I think it's time to stop pushing this drug and try something else because this is not working...

Instead ...we get venting posts that scream my patient is a lying junkie that is manipulating everyone.....why? Why get into such a competitive attitude with a patient? You are demanding that the patient prove their pain to you...how? what do you want the patient to do? They cry and complain and beg and whine and curse you out for relief...what else can they do?

If i could somehow understand what nurses are looking for I would have done my best to give them that...I would have cried and begged and kissed your feet if the nurse would have held my hand and told me it was going to be okay and she was going to get me some help....

This subject is horribly distressing to me because I know that nurses were thinking this about me...I know they were thinking it can't be that bad...she doesn't need those drugs...only cancer patients should be getting morphine...

The thing is this... venting here within our communtity is one thing...but too many nurses actually believe that they are only venting here....

I said before and I say again...you aren't fooling anyone......that patient who asked for more meds? they KNOW you think they are a liar and a junkie....you made them feel powerless...and ofcourse the more waves of disapproval you drown them in the more they act out and got angrier and more disgusted with you......

It seems to me that nurses disapprove of pain medication...why? why do you care?

Why such crazy disgust over drug use? Why so much disgust over someone asking for drugs? Is this person taking something from you?

Why can't you just give them what is ordered without saying in your head...wow what a junkie...they cannot possibly need all those drugs and I would know this because I am a nurse and I am an expert in rating other peoples pain...I just loved that "Iam a good judge of pain."..oh yes you are.....aren't you..judge..jury...you will be the one to decide if the patient needs pain relief right...because it's YOUR judgement that matters.......still you don't get it....nurses are NOT judges of pain...it's not your job to judge if the patient is having pain and how much ...your job is to RESPOND to the patients needs....without judgement....you don't like it I get that...some patients can make you feel like you are not doing your best...pain makes everyone involved anxious and defensive but there are ways to address that.....

What if you had told that patient I am really sorry for this situation, I feel awful about it, I have tried every way I know to help...is there anything else we can try? hot shower...cold,walking ,sitting in a chair.....the patient would have felt that they had a friend and the desperation and fear would have lessened...and to some extent the pain...the biggest fear I had was someone was going to stop my meds...I lived in terror at the thought...what would happen to me if this pain got out of control...would I have to kill myself?

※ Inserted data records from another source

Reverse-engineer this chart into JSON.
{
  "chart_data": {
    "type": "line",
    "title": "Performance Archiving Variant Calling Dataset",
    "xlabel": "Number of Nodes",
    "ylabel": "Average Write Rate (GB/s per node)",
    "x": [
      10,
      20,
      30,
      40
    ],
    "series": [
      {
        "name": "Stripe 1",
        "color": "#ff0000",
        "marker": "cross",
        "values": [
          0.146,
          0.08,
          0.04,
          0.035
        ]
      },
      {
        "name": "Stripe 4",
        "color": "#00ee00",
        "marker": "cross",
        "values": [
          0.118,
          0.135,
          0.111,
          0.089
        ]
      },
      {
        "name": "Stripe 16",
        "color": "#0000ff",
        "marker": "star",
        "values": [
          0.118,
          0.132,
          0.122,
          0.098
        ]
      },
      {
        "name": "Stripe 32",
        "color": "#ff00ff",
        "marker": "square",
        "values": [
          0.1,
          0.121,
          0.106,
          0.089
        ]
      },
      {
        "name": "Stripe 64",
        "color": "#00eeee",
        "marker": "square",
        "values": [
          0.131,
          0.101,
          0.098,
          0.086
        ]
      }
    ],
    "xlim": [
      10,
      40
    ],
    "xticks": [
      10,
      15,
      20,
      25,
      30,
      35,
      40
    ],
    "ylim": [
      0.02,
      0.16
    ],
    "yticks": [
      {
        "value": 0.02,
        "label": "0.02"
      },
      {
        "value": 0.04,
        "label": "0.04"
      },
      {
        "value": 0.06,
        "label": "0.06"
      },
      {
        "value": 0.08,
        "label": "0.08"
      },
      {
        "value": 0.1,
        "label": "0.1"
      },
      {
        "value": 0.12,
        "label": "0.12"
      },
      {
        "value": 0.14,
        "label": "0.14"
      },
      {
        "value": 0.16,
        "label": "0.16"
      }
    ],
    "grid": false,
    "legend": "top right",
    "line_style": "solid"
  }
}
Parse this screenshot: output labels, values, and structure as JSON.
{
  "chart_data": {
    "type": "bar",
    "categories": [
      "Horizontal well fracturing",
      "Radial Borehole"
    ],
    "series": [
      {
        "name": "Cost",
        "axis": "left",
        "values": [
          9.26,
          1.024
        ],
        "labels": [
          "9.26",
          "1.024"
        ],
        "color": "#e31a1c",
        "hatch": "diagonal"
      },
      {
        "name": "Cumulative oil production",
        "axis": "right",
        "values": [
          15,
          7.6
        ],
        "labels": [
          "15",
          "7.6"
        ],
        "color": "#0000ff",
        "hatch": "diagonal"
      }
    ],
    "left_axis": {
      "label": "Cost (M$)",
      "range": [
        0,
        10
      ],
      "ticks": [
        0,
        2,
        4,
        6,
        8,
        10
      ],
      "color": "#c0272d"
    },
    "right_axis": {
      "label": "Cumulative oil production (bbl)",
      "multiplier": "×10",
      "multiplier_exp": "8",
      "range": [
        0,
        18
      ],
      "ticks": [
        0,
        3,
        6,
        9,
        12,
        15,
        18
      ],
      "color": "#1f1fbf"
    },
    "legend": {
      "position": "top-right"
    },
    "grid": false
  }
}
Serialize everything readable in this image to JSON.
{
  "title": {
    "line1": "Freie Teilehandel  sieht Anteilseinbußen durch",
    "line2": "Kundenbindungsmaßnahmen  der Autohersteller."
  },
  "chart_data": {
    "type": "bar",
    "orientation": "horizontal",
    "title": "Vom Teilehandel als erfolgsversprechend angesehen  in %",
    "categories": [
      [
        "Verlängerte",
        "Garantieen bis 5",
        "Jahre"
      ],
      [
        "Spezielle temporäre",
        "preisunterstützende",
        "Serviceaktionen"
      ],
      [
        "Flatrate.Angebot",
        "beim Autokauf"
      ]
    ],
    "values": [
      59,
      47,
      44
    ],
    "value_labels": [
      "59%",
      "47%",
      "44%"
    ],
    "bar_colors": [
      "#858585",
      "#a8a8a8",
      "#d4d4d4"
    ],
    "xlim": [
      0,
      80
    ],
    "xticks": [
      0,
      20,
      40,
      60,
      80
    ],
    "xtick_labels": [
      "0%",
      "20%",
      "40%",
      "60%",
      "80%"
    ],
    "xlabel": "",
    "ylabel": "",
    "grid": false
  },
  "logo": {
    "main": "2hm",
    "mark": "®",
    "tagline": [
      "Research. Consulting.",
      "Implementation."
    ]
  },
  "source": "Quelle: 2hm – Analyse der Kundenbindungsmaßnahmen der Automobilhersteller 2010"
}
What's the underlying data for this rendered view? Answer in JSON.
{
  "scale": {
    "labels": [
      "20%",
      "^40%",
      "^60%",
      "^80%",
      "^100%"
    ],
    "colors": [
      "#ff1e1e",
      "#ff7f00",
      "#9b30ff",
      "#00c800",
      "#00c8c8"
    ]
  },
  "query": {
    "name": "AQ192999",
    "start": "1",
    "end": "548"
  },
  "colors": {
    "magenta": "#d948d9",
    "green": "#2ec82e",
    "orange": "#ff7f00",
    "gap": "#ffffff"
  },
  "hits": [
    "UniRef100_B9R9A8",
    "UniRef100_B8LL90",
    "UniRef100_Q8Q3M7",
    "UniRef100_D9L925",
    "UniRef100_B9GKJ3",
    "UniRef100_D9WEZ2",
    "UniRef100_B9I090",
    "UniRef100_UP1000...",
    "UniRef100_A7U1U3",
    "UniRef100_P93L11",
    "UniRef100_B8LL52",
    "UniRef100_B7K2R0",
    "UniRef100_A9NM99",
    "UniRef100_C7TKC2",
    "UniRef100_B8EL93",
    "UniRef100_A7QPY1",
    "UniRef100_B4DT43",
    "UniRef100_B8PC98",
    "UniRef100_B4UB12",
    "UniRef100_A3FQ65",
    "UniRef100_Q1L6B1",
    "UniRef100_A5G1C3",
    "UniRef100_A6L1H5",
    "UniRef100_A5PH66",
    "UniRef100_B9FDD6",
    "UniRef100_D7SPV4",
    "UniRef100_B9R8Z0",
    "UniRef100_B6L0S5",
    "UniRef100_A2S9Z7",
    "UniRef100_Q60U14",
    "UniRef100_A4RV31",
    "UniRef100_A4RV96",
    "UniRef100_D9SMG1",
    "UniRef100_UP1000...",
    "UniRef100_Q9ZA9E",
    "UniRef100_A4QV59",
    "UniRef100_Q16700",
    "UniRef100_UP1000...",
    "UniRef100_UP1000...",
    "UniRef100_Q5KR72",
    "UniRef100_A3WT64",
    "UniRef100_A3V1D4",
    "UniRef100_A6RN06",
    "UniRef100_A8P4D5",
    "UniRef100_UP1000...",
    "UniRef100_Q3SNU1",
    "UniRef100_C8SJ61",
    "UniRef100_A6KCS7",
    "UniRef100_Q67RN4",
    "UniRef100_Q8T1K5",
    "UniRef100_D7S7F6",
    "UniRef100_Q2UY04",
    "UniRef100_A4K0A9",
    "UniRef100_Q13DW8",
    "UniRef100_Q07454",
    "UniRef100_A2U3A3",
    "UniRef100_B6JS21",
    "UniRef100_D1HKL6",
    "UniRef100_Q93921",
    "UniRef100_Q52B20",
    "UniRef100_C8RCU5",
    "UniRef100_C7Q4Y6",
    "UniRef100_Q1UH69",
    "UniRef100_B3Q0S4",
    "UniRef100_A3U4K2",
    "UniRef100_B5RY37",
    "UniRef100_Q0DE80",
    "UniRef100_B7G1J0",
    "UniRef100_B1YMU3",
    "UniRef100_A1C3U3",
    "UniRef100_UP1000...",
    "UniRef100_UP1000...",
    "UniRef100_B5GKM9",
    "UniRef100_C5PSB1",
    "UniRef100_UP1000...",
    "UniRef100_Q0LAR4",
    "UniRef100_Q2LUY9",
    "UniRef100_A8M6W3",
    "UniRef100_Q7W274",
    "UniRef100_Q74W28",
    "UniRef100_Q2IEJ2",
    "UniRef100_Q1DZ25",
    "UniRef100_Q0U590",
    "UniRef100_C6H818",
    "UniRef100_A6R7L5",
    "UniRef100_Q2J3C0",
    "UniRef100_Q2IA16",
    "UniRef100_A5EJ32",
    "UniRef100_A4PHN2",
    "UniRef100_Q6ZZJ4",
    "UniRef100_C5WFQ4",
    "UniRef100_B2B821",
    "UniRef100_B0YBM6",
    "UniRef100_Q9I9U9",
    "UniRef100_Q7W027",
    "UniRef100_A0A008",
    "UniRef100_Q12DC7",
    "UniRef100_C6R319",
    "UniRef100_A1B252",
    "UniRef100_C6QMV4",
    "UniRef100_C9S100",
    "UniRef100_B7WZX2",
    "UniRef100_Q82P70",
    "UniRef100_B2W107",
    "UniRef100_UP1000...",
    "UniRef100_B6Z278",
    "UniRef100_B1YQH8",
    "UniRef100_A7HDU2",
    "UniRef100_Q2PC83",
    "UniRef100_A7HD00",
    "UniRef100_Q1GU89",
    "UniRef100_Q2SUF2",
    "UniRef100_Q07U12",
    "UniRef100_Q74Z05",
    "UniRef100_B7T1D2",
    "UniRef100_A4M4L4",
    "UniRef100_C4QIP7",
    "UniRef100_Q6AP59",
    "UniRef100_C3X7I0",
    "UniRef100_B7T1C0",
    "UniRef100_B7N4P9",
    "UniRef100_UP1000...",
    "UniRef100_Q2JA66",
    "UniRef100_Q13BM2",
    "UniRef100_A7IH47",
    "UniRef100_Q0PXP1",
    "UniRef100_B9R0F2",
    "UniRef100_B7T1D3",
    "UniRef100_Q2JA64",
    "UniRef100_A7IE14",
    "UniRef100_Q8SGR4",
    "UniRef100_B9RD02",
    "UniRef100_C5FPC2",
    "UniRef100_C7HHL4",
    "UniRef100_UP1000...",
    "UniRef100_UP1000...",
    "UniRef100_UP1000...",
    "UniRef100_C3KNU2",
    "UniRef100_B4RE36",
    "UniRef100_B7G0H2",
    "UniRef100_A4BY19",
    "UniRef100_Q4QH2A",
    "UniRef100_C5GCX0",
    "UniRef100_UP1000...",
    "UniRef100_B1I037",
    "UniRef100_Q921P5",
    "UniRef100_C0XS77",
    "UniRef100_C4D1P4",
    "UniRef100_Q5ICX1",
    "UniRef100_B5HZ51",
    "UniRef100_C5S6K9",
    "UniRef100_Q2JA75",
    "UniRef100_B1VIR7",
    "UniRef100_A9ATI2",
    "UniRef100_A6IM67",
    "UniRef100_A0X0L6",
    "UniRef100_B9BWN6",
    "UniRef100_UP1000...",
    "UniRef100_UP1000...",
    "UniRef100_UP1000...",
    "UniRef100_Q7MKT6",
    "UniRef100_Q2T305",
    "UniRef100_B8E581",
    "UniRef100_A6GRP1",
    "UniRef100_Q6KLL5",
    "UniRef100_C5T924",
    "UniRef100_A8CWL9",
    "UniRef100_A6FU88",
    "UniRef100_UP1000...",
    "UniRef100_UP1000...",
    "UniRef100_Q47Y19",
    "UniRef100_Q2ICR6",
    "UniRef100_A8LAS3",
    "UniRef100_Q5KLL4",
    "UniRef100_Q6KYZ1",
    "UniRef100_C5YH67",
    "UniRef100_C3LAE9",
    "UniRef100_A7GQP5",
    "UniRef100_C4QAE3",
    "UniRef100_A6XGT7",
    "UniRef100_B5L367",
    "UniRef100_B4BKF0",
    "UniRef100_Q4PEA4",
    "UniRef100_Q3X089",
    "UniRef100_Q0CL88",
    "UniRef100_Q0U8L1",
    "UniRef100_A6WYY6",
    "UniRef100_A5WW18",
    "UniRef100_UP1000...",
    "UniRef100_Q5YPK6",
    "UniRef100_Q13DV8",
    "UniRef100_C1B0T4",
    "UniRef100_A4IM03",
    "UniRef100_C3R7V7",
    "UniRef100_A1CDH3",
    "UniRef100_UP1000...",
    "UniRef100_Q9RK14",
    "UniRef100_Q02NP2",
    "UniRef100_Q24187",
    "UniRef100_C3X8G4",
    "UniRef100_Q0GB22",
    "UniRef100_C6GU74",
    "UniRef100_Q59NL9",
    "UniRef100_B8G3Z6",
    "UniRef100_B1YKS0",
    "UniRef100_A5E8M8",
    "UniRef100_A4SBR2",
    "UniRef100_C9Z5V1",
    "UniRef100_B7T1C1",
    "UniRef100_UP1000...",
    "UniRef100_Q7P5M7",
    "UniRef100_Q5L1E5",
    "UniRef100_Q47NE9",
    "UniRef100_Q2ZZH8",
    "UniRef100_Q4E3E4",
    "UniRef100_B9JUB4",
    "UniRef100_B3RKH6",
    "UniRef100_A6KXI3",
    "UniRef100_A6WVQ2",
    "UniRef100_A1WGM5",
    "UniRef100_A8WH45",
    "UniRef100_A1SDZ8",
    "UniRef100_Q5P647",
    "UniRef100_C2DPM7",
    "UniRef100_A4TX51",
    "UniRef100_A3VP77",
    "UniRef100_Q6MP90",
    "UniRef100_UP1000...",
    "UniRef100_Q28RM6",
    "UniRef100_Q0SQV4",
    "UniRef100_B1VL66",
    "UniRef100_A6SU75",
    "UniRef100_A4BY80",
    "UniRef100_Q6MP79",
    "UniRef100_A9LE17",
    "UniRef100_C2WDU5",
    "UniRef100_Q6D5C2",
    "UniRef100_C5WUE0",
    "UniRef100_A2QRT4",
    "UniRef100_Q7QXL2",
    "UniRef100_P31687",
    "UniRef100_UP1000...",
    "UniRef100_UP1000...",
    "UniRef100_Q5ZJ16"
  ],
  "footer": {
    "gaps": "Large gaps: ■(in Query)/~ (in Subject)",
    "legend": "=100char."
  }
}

FEAR is what is motivating a lot of pain patients...the thought that someone somewhere will decide that they can't have any relief and they will somehow have to try to survive the pain...knowing full well they won't be able to.

All I am asking is that before you decide that the patient is a manipulative lying junkie you try some compassion...treat their feelings despite your own...reassure them that you are there and that they will have access to relief...tell them that you won't let their pain get out of control...you may be happily surprised.

My apologies to those that got their feelings hurt..I do understand the frustration of feeling like you spent a lot of time with a patient and never could meet their needs...I just really feel that pain should never be an issue of such condemnation and judgement.